Jim Manico—CEO, Manicode: It can't get much worse than 2015, but it will. Buckle down; even the best teams, and best defensive efforts are getting popped.

Joseph Loomis—Founder & CEO, CyberSponse: The next boom is security automation and creating velocity with limited staffing resources. This orchestration craze is more out of necessity and desperation than choice or preference. Security is going to have to refactor how we manage people and machines compared to previous years. Adding more tools means adding more consoles to manage, all with the staff you cannot hire or retain long. All of this which creates a big problem in keeping security under management and ultimately sparked the automation and orchestration category in 2015.

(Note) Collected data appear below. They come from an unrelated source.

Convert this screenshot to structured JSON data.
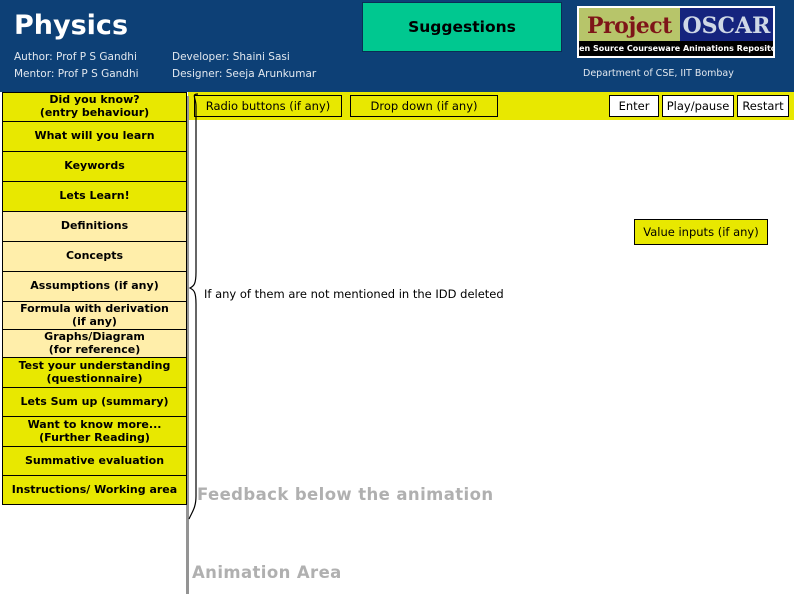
{
  "header": {
    "subject_title": "Physics",
    "credits": {
      "author": "Author: Prof P S Gandhi",
      "mentor": "Mentor: Prof P S Gandhi",
      "developer": "Developer: Shaini Sasi",
      "designer": "Designer: Seeja Arunkumar"
    },
    "suggestions_label": "Suggestions",
    "logo": {
      "word_project": "Project",
      "word_oscar": "OSCAR",
      "tagline": "Open Source Courseware Animations Repository"
    },
    "department": "Department of CSE, IIT Bombay",
    "colors": {
      "header_background": "#0d4076",
      "suggestions_background": "#00c890",
      "logo_project_background": "#b7c56a",
      "logo_project_text": "#7e1518",
      "logo_oscar_background": "#15247e",
      "logo_oscar_text": "#cfd8e6"
    }
  },
  "toolbar": {
    "radio_placeholder": "Radio buttons (if any)",
    "dropdown_placeholder": "Drop down (if any)",
    "enter_label": "Enter",
    "play_pause_label": "Play/pause",
    "restart_label": "Restart",
    "background": "#e8e800"
  },
  "sidebar": {
    "items": [
      {
        "label": "Did you know?\n(entry behaviour)",
        "style": "bright",
        "height": 30
      },
      {
        "label": "What will you learn",
        "style": "bright",
        "height": 30
      },
      {
        "label": "Keywords",
        "style": "bright",
        "height": 30
      },
      {
        "label": "Lets Learn!",
        "style": "bright",
        "height": 30
      },
      {
        "label": "Definitions",
        "style": "cream",
        "height": 30
      },
      {
        "label": "Concepts",
        "style": "cream",
        "height": 30
      },
      {
        "label": "Assumptions  (if any)",
        "style": "cream",
        "height": 30
      },
      {
        "label": "Formula with derivation\n(if any)",
        "style": "cream",
        "height": 28
      },
      {
        "label": "Graphs/Diagram\n(for reference)",
        "style": "cream",
        "height": 28
      },
      {
        "label": "Test your understanding\n(questionnaire)",
        "style": "bright",
        "height": 30
      },
      {
        "label": "Lets Sum up (summary)",
        "style": "bright",
        "height": 29
      },
      {
        "label": "Want to know more...\n(Further Reading)",
        "style": "bright",
        "height": 30
      },
      {
        "label": "Summative evaluation",
        "style": "bright",
        "height": 29
      },
      {
        "label": "Instructions/ Working area",
        "style": "bright",
        "height": 29
      }
    ],
    "colors": {
      "bright": "#e8e800",
      "cream": "#ffeeaa",
      "border": "#000000"
    }
  },
  "main": {
    "value_inputs_label": "Value inputs (if any)",
    "idd_note": "If any of them are not mentioned in the IDD deleted",
    "feedback_label": "Feedback below the animation",
    "animation_label": "Animation Area",
    "ghost_text_color": "#b0b0b0"
  }
}
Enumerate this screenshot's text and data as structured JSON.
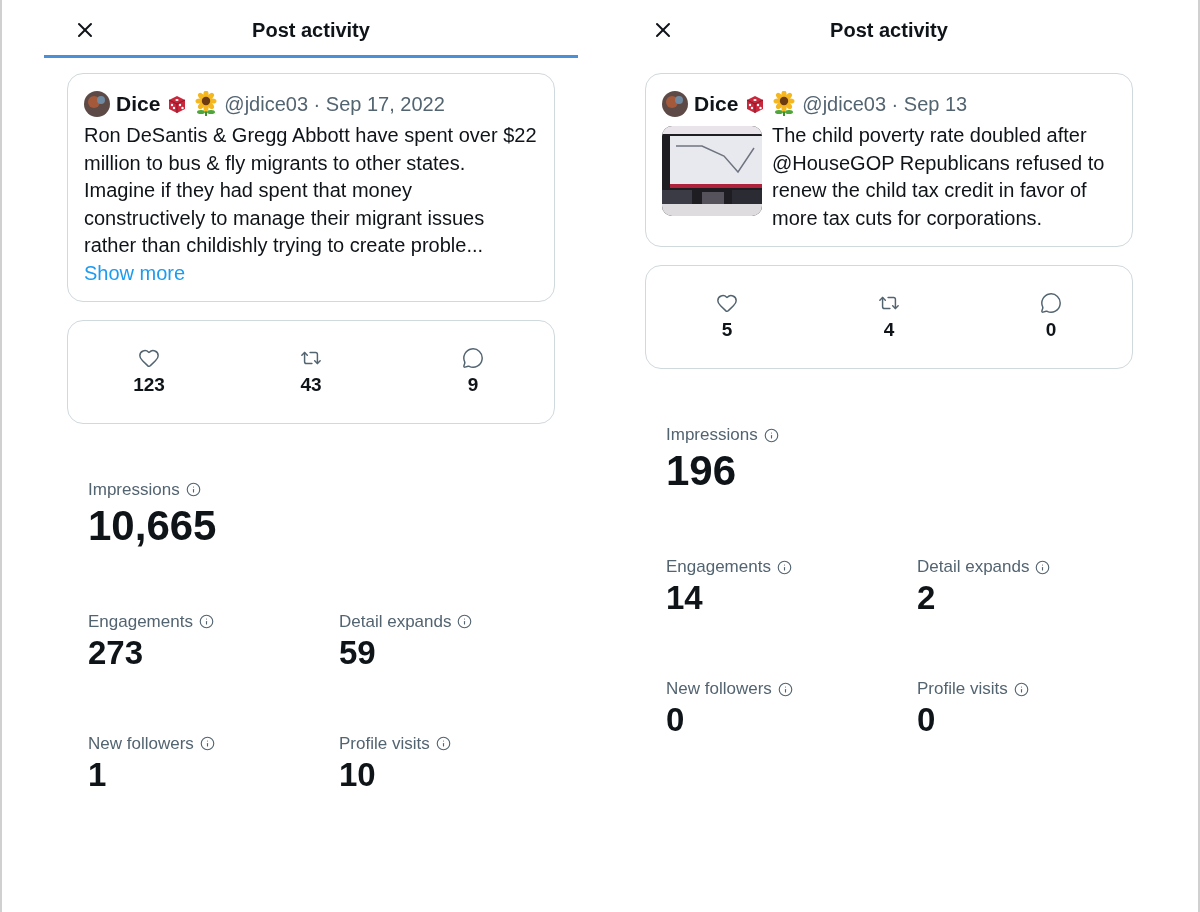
{
  "panels": [
    {
      "title": "Post activity",
      "loading": true,
      "post": {
        "author": "Dice",
        "meta": "@jdice03 · Sep 17, 2022",
        "text": "Ron DeSantis & Gregg Abbott have spent over $22 million to bus & fly migrants to other states. Imagine if they had spent that money constructively to manage their migrant issues rather than childishly trying to create proble...",
        "show_more": "Show more"
      },
      "metrics": [
        {
          "kind": "like",
          "count": "123"
        },
        {
          "kind": "repost",
          "count": "43"
        },
        {
          "kind": "reply",
          "count": "9"
        }
      ],
      "impressions": {
        "label": "Impressions",
        "value": "10,665"
      },
      "stats": [
        {
          "label": "Engagements",
          "value": "273"
        },
        {
          "label": "Detail expands",
          "value": "59"
        },
        {
          "label": "New followers",
          "value": "1"
        },
        {
          "label": "Profile visits",
          "value": "10"
        }
      ]
    },
    {
      "title": "Post activity",
      "loading": false,
      "post": {
        "author": "Dice",
        "meta": "@jdice03 · Sep 13",
        "text": "The child poverty rate doubled after @HouseGOP Republicans refused to renew the child tax credit in favor of more tax cuts for corporations."
      },
      "metrics": [
        {
          "kind": "like",
          "count": "5"
        },
        {
          "kind": "repost",
          "count": "4"
        },
        {
          "kind": "reply",
          "count": "0"
        }
      ],
      "impressions": {
        "label": "Impressions",
        "value": "196"
      },
      "stats": [
        {
          "label": "Engagements",
          "value": "14"
        },
        {
          "label": "Detail expands",
          "value": "2"
        },
        {
          "label": "New followers",
          "value": "0"
        },
        {
          "label": "Profile visits",
          "value": "0"
        }
      ]
    }
  ]
}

Jay Chaudhry—CEO, Zscaler: Ransomware has managed to hit a sweet spot. Users are all too willing to begrudgingly pay an expensive but not excessive ransom, in exchange for the return of their precious data. Even the FBI are recommending that it’s easier to pay than fight. The wildly profitable CryptoLocker has attracted many clones since it was largely knocked offline following Operation Tovar.

Many of these clones including more popular variants such as CryptoWall and TorrentLocker largely followed the proven formula, but we’re starting to see variations such as mobile and Linux focused ransomware. The latter is especially important as it’s more likely to impact the websites and code repositories of enterprises, who in our experience are also very willing to pay up rather than risk losing critical intellectual property.

Expect ransomware to become increasingly corporate focused in 2016 and as it does, enterprises won’t get away with paying consumer rates. The criminals behind the ransomware campaigns are savvy and once they realize that they’ve locked up source code and financial documents that haven’t been properly backed up, you can expect prices to skyrocket…and be paid.

Tony Smales—CEO, Forticode: Cognitive authentication is going to make a big leap in 2016 – with traditional methods being systemically compromised from any number of known attack vectors, interpretive, non-concrete, non-algorithmic authentication will become the method of choice for accessing private information and creating trusted access.

Rodolphe Simonetti—Managing Director, Verizon Enterprise Solutions: Recent breaches as well as risk strategy and compliance requirements will drive companies in 2016 toward secure business solutions so that the enterprise can focus on its core business. In turn, solution providers will need to fully integrate risk and compliance requirements (ex. PCI P2PE) into business processes so their customers can better mitigate and transfer risk.

Dave Morrow—Former CSO for EDS and CISO for Elavon: In 2016, the "cyber ecosystem" will finally begin to become a widely accepted part of everyone's thinking. For years, we've seen companies try to gain efficiencies by outsourcing key tasks to third parties, but few outside of financial services have recognized the additional risks companies who outsource take on. The requirement to measure and understand the risk to your data that you assume when introducing third parties (and their third parties in some cases) will be a point of increasing emphasis with standards bodies and regulators.

ViJay Viswanathan--VP & CISO, HD Supply: Enterprise Digital Transformation and the opportunity to re-architect data security controls as organizations transition to modern collaboration and operational platform with data as the key driver. Followed closely by IoT, IoT gives InfoSec professionals an unprecedented opportunity to get controls right from the get-go by effectively integrating security intelligence analytics. The focus should be to harvest what we have done in the past couple of years and engage with threats and cyber-attacks proactively.